For the second step, we selected three 3D transformer-based models (3D Swin U-Net, Swin UNetr, and UNetr) and two 2D models (2D Swin U-Net, U-Net) and the 3D U-Net. We compared the accuracy and size of the models to select the best one. Table 4 shows that the best performance is achieved using the 3D U-Net as the second-step model. We argue that the other three 3D models have complex structures, requiring more labeled data to perform well in full-supervised learning tasks. In our approach, the second-step networks are trained with a small amount of labeled data and unlabeled data with pseudo-labels, a situation that does not take good advantage of these networks. Therefore, the 3D U-Net with a simple structure is more suitable as the second-step model. For the 2D models as the second step, when we use the 2D Swin U-Net as the second step, the model’s Dice score even slightly decreases compared to just using the 2D Swin U-Net. Although the 2D U-Net model is lightweight, it achieved low accuracy. Therefore, using 2D models as the second step is insufficient compared with the proposed methods for the intestine segmentation task.

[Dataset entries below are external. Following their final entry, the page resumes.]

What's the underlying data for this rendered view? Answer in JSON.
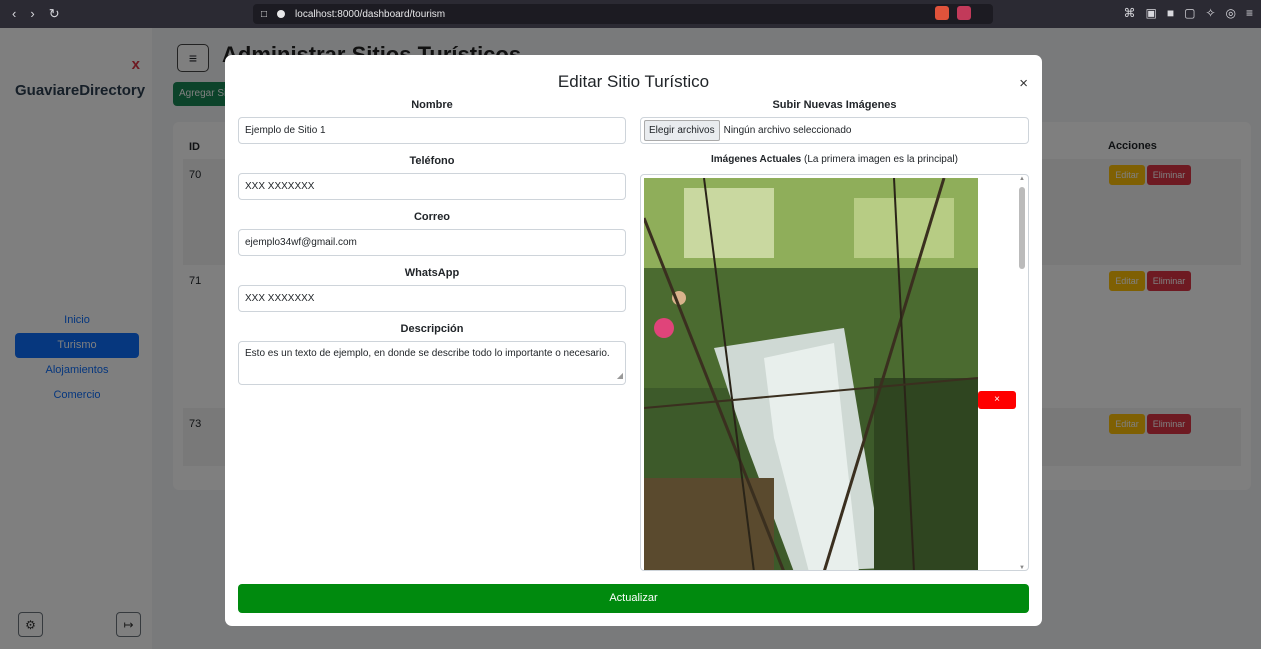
{
  "browser": {
    "url": "localhost:8000/dashboard/tourism"
  },
  "sidebar": {
    "close_symbol": "x",
    "brand": "GuaviareDirectory",
    "items": [
      {
        "label": "Inicio",
        "active": false
      },
      {
        "label": "Turismo",
        "active": true
      },
      {
        "label": "Alojamientos",
        "active": false
      },
      {
        "label": "Comercio",
        "active": false
      }
    ]
  },
  "background": {
    "page_title": "Administrar Sitios Turísticos",
    "add_button": "Agregar Sitio",
    "table": {
      "col_id": "ID",
      "col_actions": "Acciones",
      "rows": [
        {
          "id": "70",
          "edit": "Editar",
          "delete": "Eliminar"
        },
        {
          "id": "71",
          "edit": "Editar",
          "delete": "Eliminar"
        },
        {
          "id": "73",
          "edit": "Editar",
          "delete": "Eliminar"
        }
      ]
    }
  },
  "modal": {
    "title": "Editar Sitio Turístico",
    "close": "×",
    "fields": {
      "nombre_label": "Nombre",
      "nombre_value": "Ejemplo de Sitio 1",
      "telefono_label": "Teléfono",
      "telefono_value": "XXX XXXXXXX",
      "correo_label": "Correo",
      "correo_value": "ejemplo34wf@gmail.com",
      "whatsapp_label": "WhatsApp",
      "whatsapp_value": "XXX XXXXXXX",
      "descripcion_label": "Descripción",
      "descripcion_value": "Esto es un texto de ejemplo, en donde se describe todo lo importante o necesario."
    },
    "upload": {
      "label": "Subir Nuevas Imágenes",
      "button": "Elegir archivos",
      "status": "Ningún archivo seleccionado"
    },
    "current_images": {
      "label_bold": "Imágenes Actuales",
      "label_note": "(La primera imagen es la principal)",
      "remove_button": "×"
    },
    "submit": "Actualizar"
  },
  "colors": {
    "primary": "#0d6efd",
    "success": "#008a0e",
    "warning": "#ffc107",
    "danger": "#dc3545",
    "remove": "#ff0000"
  }
}
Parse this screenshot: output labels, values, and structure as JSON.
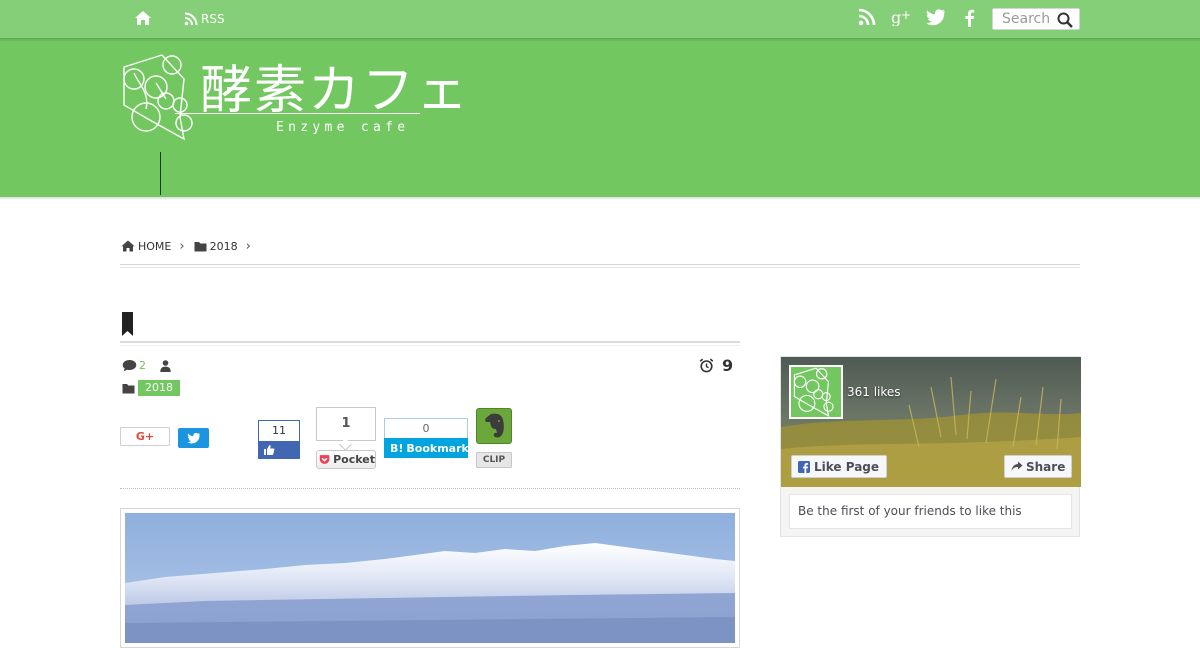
{
  "colors": {
    "topbar": "#86cf79",
    "header": "#72c760",
    "accent": "#6bc25a"
  },
  "topbar": {
    "home_icon": "home-icon",
    "rss_label": "RSS",
    "social_icons": [
      "rss-icon",
      "google-plus-icon",
      "twitter-icon",
      "facebook-icon"
    ],
    "search_placeholder": "Search"
  },
  "header": {
    "logo_title": "酵素カフェ",
    "logo_subtitle": "Enzyme cafe"
  },
  "breadcrumb": {
    "home": "HOME",
    "category": "2018",
    "separator": "›"
  },
  "article": {
    "comment_count": "2",
    "date_day": "9",
    "category": "2018"
  },
  "share": {
    "gplus_label": "G+",
    "fb_like_count": "11",
    "pocket_count": "1",
    "pocket_label": "Pocket",
    "hatena_count": "0",
    "hatena_label": "Bookmark",
    "hatena_mark": "B!",
    "evernote_label": "CLIP"
  },
  "sidebar": {
    "fb_likes": "361 likes",
    "fb_like_page": "Like Page",
    "fb_share": "Share",
    "fb_friends": "Be the first of your friends to like this"
  }
}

In Fig. 9, we can see that some mis-segmentation still exists at the boundary part, which may be caused by intestines contacting neighboring organs in the boundary. The fine-tuning strategy may solve the problem.

Conclusion

We propose a multi-dimensional consistency learning between 2D Swin U-Net and 3D U-Net to segment the intestine from CT volumes. The limited number of labeled data, complex structure, and contact with neighboring organs are great challenges for intestine segmentation. We design a two-stage network, and firstly, we train a 2D Swin U-Net to generate pseudo-labels for unlabeled data reducing the effect of the limited labeled data. Secondly, labeled and unlabeled data are used to train a 3D U-Net. The experimental results demonstrated good performances.

In the contrasting experiments, our method achieved the best performance in the intestine segmentation. Although the proposed method has achieved some results, there is still some mis-segmentation at the boundary part. In the future, we will focus on reducing the mis-segmentation in the boundary by using a fine-tuning strategy.